Figure 2: Liquid Alternatives plus call overlay   Figure 3: Annual performance versus YFYS benchmark

We also consider a building blocks approach to combine beta and alpha exposures from different asset classes. For example, we can combine a passive equity investment and an appropriately sized allocation to our Liquid Alternatives Balanced Fund. An investment in the combination will look like equities, walk like equities and quack like equities. It makes sense to benchmark such an investment to… ducks?

To demonstrate the concept more concretely, we show below a backtest of a passive investment in Australian and International Equities and Fixed Income, with and without a 10% allocation to our Liquid Alternatives Balanced Strategy. The combined investment is the sum of the beta of the chosen benchmark and the alpha delivered by the absolute return of the fund. Apart from the outperformance, the lines track each other very closely, with a daily tracking error of just 37bp p.a.1 and correlation to the benchmark above 0.99 in all instances.

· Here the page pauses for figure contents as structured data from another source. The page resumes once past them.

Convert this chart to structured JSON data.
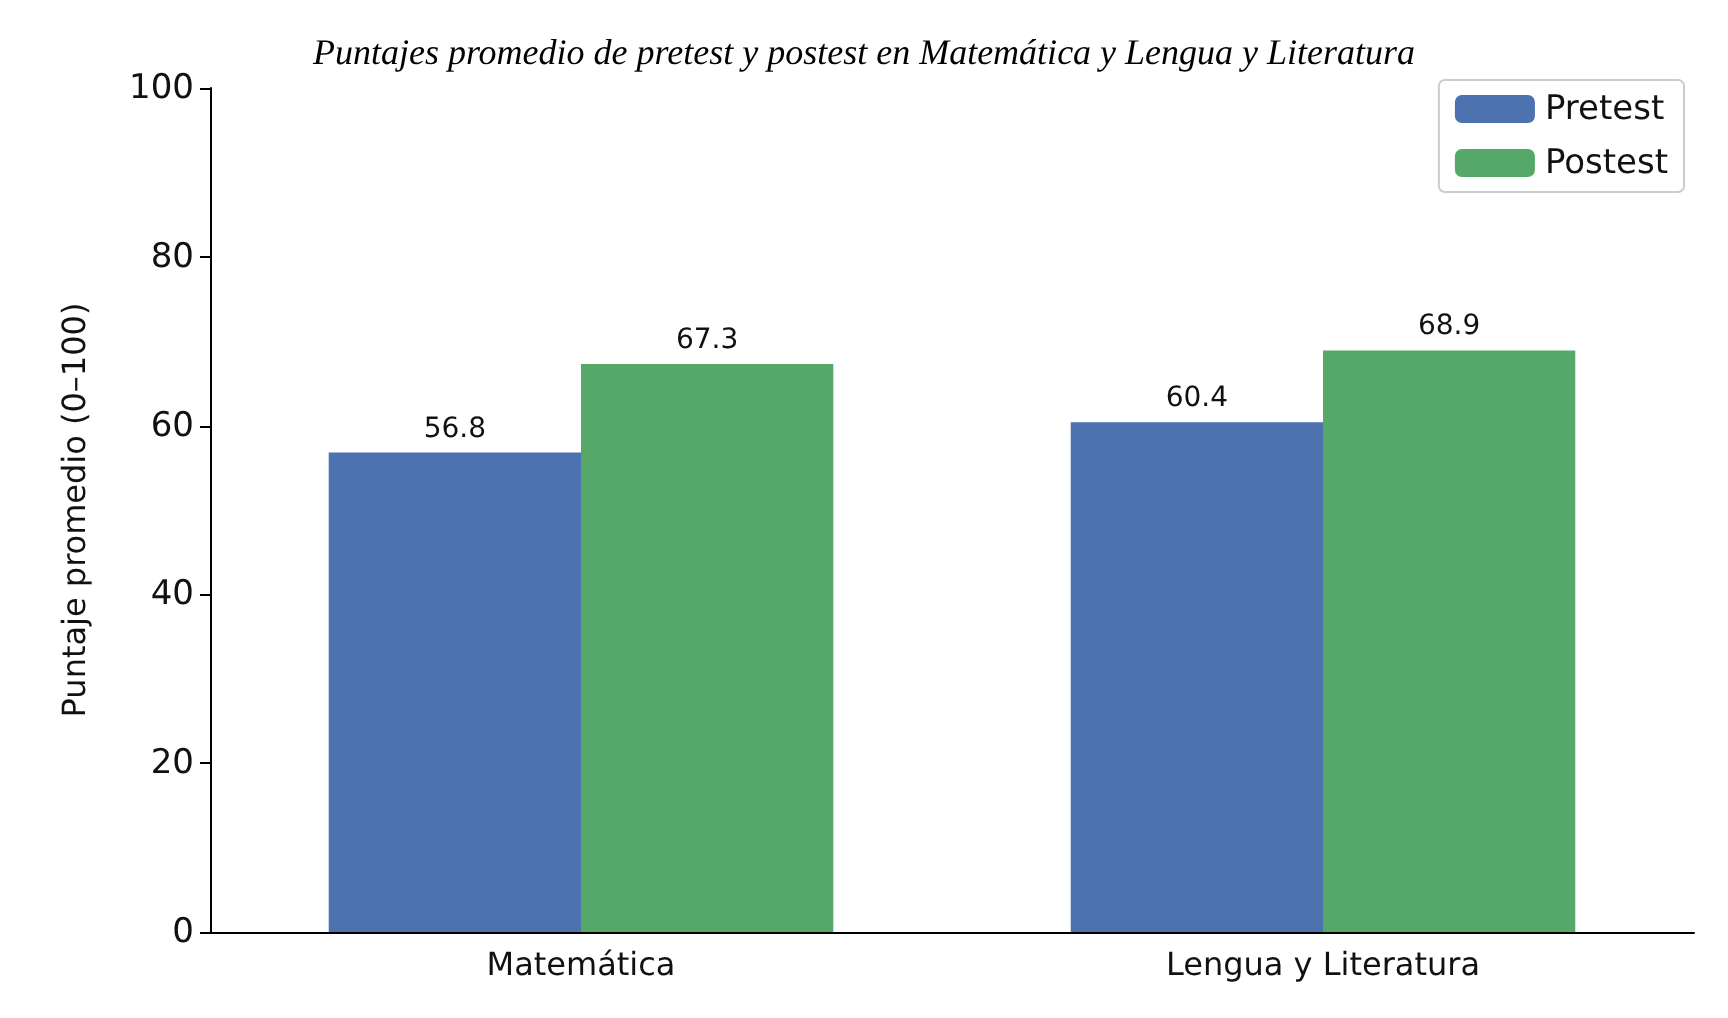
{
  "chart_data": {
    "type": "bar",
    "title": "Puntajes promedio de pretest y postest en Matemática y Lengua y Literatura",
    "ylabel": "Puntaje promedio (0–100)",
    "categories": [
      "Matemática",
      "Lengua y Literatura"
    ],
    "series": [
      {
        "name": "Pretest",
        "color": "#4c72b0",
        "values": [
          56.8,
          60.4
        ]
      },
      {
        "name": "Postest",
        "color": "#55a868",
        "values": [
          67.3,
          68.9
        ]
      }
    ],
    "ylim": [
      0,
      100
    ],
    "yticks": [
      0,
      20,
      40,
      60,
      80,
      100
    ],
    "grid": false,
    "legend": "top right",
    "data_labels": true
  }
}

Asset class beta Liquid Alternatives Alpha

Figure 4: Asset class beta Liquid Alternatives Alpha

We consider the building block approach outlined above to be conceptually no different to active vs passive investments in different asset classes. The combination has some (limited) tracking error to the relevant benchmark – but so too does an active investment – and the overall investment return profile will look very similar to the benchmark, again, no different to an active investment. The nice part of this approach is we are now able to source beta and alpha from different places. One key difference from an active investment is the fee proposition. For an active manager, investors pay a single (higher) fee, which effectively means they pay the same fee for both the beta and alpha they get from the manager. Under the building blocks approach, the investor only pays active fees for the alpha portion of the portfolio, with the beta part charged appropriately (ie a very low fee for a passive beta investment) making the overall fee materially lower.2

Another benefit, specific to our Liquid Alternatives Balanced Fund, is that we can run the strategy on both a funded and unfunded basis. Some betas are very easily accessible in unfunded form, others less so (eg fixed income). In such cases we can choose to fund the beta component and run the liquid alternatives component unfunded.

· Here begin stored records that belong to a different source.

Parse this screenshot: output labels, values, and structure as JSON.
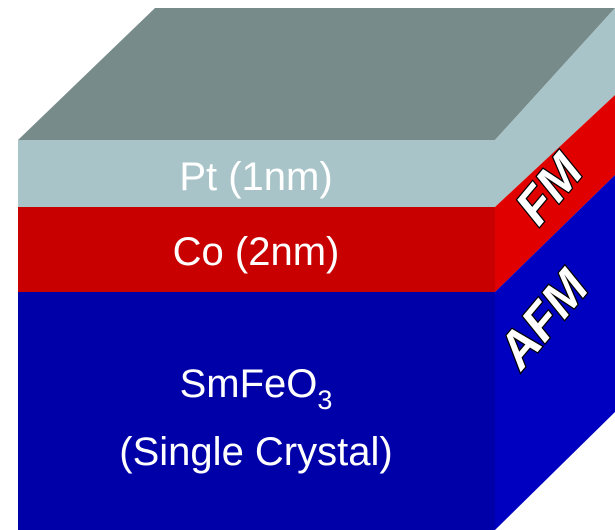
{
  "layers": {
    "pt": {
      "label": "Pt (1nm)"
    },
    "co": {
      "label": "Co (2nm)"
    },
    "substrate": {
      "formula_main": "SmFeO",
      "formula_subscript": "3",
      "label_line2": "(Single Crystal)"
    }
  },
  "side_labels": {
    "fm": "FM",
    "afm": "AFM"
  },
  "colors": {
    "pt_front": "#a8c4c8",
    "pt_top": "#788b8b",
    "pt_side": "#a8c4c8",
    "co_front": "#c80000",
    "co_side": "#e00000",
    "sub_front": "#0000a8",
    "sub_side": "#0000c0"
  }
}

For investors looking for diversifying assets at the portfolio level, the call overlay may be more appealing. For others for whom the absolute return aspect is more important, combining liquid alts (or any other absolute return strategy) with existing or additional ‘beta’ allocations may make more sense. Afterall, usually the purpose of an absolute return strategy is simply to add alpha at the portfolio level, and such an approach will still achieve that objective.

The Solutions Team

The Solutions team provides derivative overlay and risk management fiduciary services to Asset Owners and Managers in Australia. Our goal is to provide asset owners and managers with an experienced overlay advisory and execution service to improve portfolio outcomes and cost efficiency.

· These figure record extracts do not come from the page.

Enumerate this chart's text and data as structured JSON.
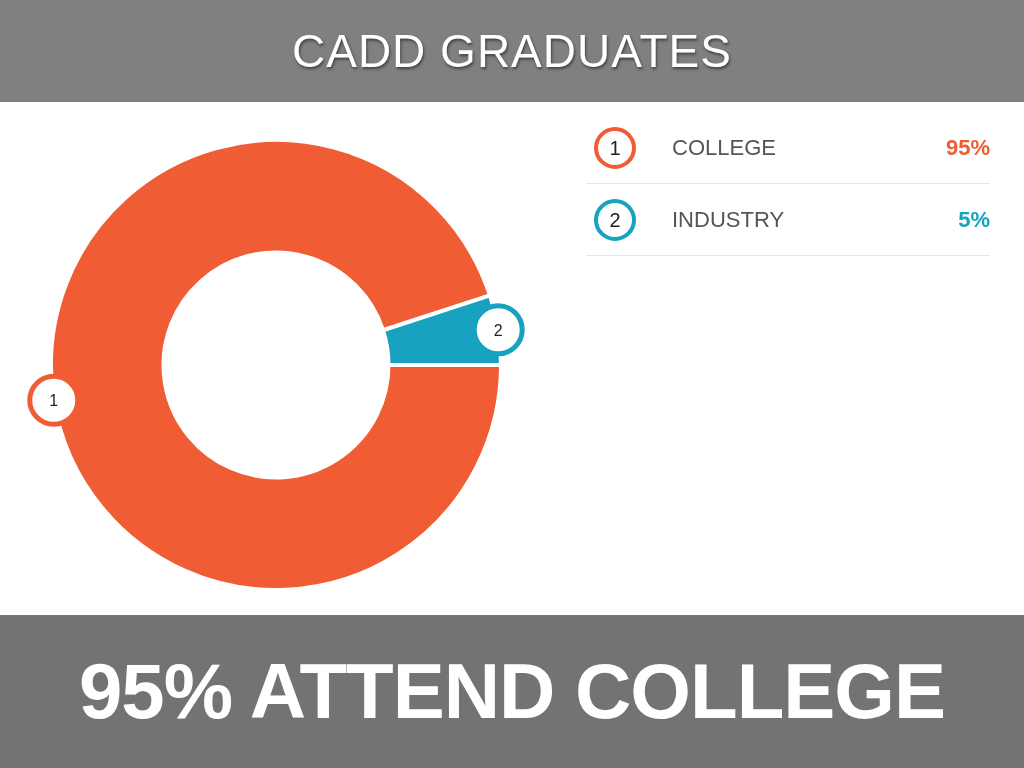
{
  "chart_data": {
    "type": "donut",
    "title": "CADD GRADUATES",
    "categories": [
      "COLLEGE",
      "INDUSTRY"
    ],
    "values": [
      95,
      5
    ],
    "value_labels": [
      "95%",
      "5%"
    ],
    "colors": [
      "#f05d34",
      "#17a2bf"
    ],
    "legend": "top right",
    "annotations": [
      {
        "text": "1",
        "x": "COLLEGE"
      },
      {
        "text": "2",
        "x": "INDUSTRY"
      },
      "95% ATTEND COLLEGE"
    ]
  }
}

1 The tracking error is the same in all examples because the difference is always the return from the same investment in our Liquid Alternatives Balance Fund.

2 Say fees on an active fund are 50bp. The fee on our Liquid Alternatives Balance Fund is also 50bp and assume a 5bp fee on passive beta. The overall fee for the beta + alpha building block approach is now 5bp * 1 + 50bp * 0.1 = 10bp, leading to a 40bp fee saving.